Linux Management Remains Overlooked by Wintel Trade Press
InfoWorld believes “Linux [is] nearly ripe for the enterprise desktop” but “for now, administrators are applying mass changes to deployed desktops via home-brew methods”, so it’s not really ready yet. They seem quite insistent on this; “ Manageability is a must for Linux to succeed on the enterprise desktop”, they say, making “obvious comparisons to Microsoft Windows -- including Active Directory, Group Policy objects, and Microsoft Exchange”. Oh dear. These sorts of comments make experienced Linux/Un*x folk smile sadly and turn back to their screen, happy to be as far away from Microsoft’s products as possible.
Why? Because these “obvious” things exist to solve problems Linux does not have. Perhaps the exception is Microsoft Exchange, which as far as I can tell has nothing to do with “management” but rather has to do with allowing people to share calendars with people who use Microsoft Outlook, something that Linux does just fine now that Novell (aka Suse) has released Connector for Exchange under the GPL. It’s already available to Red Hat users via download, and will be a fully supported part of Red Hat Enterprise Linux by the end of August. No doubt other Linux vendors have similar plans; should they not act quickly enough your local Linux support company is always ready to help. I’m sure they’d be even more ready to support a shared calendaring and email solution that’s not Microsoft based, but we’re getting far afield here.
It’s not entirely accurate to say that Linux/Un*x does not suffer from the very same problems addressed by a plethora of Microsoft’s products and features; rather it’s that the Un*x world solved these problems years ago. Back in 1987, 5 years before the MS Windows 3.1 (the first usable version), the most recent version of X Windows was released. X Windows means X Terminals, the original thin client.
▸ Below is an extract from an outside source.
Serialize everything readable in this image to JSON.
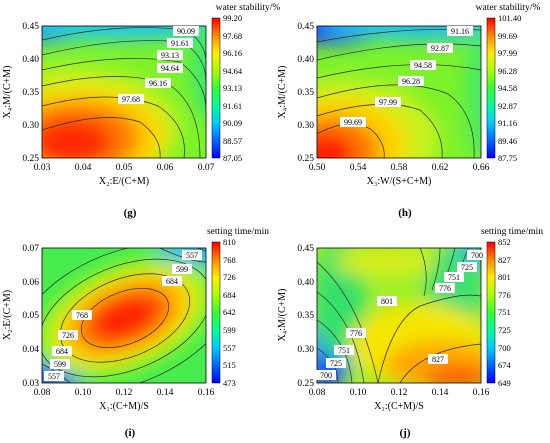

InfoWorld recognizes that Suse supports this type of “thin-client [sic] installation, which is intended for a minimal installation on slower hardware to be used as a terminal services client.” Yup, not only do you not have to buy all new hardware to deploy new desktops you don’t even have to deploy new software to desktops because all the users are running their software on a single central server, or better yet cluster of servers so when a server dies the users just login again and continue where they left off. Of course when a thin client dies the worker can just move to the next desk until a replacement arrives. Centralized desktop management, enterprise desktop backup, distribution of application updates, redundant system fail over, the regular rip and replace hardware upgrade cycle, even network wide user authentication, many problems vanish when you abandon the Wintel approach.
The obvious question is: “If thin clients are so easy to
manage why isn’t everybody doing it?” Wintel users
don’t do it because Microsoft licenses their software in a
manner that makes it too expensive; apparently the Wintel vendors find
they make more money if software must be deployed to high-powered
single-user “desktop computers”, the same computers many
now use as Linux servers. The traditional Un*x vendors couldn’t
do it because, as they say, “they don’t have the
applications”. But Linux does, and people find Linux
thin client savings exceeded 37% in just 8 months.
Being part of the Un*x world since 1987, there are many ways to
setup Linux thin clients. The traditional Thin Client:
New User Guide weighs in at 8 pages. As with any mature tool,
organization’s are best advised to tailor their use of thin clients to
suit their individual needs; no need to shoe-horn in a
one-size-fits-all solution when many choices are available, and
supported, out of the box. Powerful “home-brew” indeed. Still, some
methods are more popular than others. The Linux Terminal Server Project has been
working since 1996 developing and documenting the deployment of Linux
based thin client solutions, and Novell is basing their next
Suse Linux desktop on it.
Oddly enough, InfoWorld is sure that “Sun Microsystems has the right idea with the Sun Java Desktop System Configuration Manager” (link not in original), the tool used to manage Sun’s Linux thin client desktop. Perhaps they’re thinking that a powerful management tool can only be used by the IT administrator population if it’s got one massive GUI and a name with some marketing muscle behind it. I’d thought that by now everyone had long acknowledged that Linux comes with good GUI configuration tools, all you need when your desktops are all on a single central server, but if you feel the need for a all-in-one program you can always use Webmin. In the end, could it be that “Management continues to be Linux’s greatest weakness” because the pundits have been right all along when they’ve said that Linux requires a better class of administrator, one that can see things the pundits cannot? Nah. I think it’s the same reason you so rarely see a review of Free Software, or any other software that’s not got marketing dollars behind it; the Wintel trade press is waiting to get their slice of the desktop Linux vendors’ marketing dollars before they’ll connect the dots and recognize the value of thin clients.
After all we are talking about the Wintel trade press. You don’t piss in your own pool.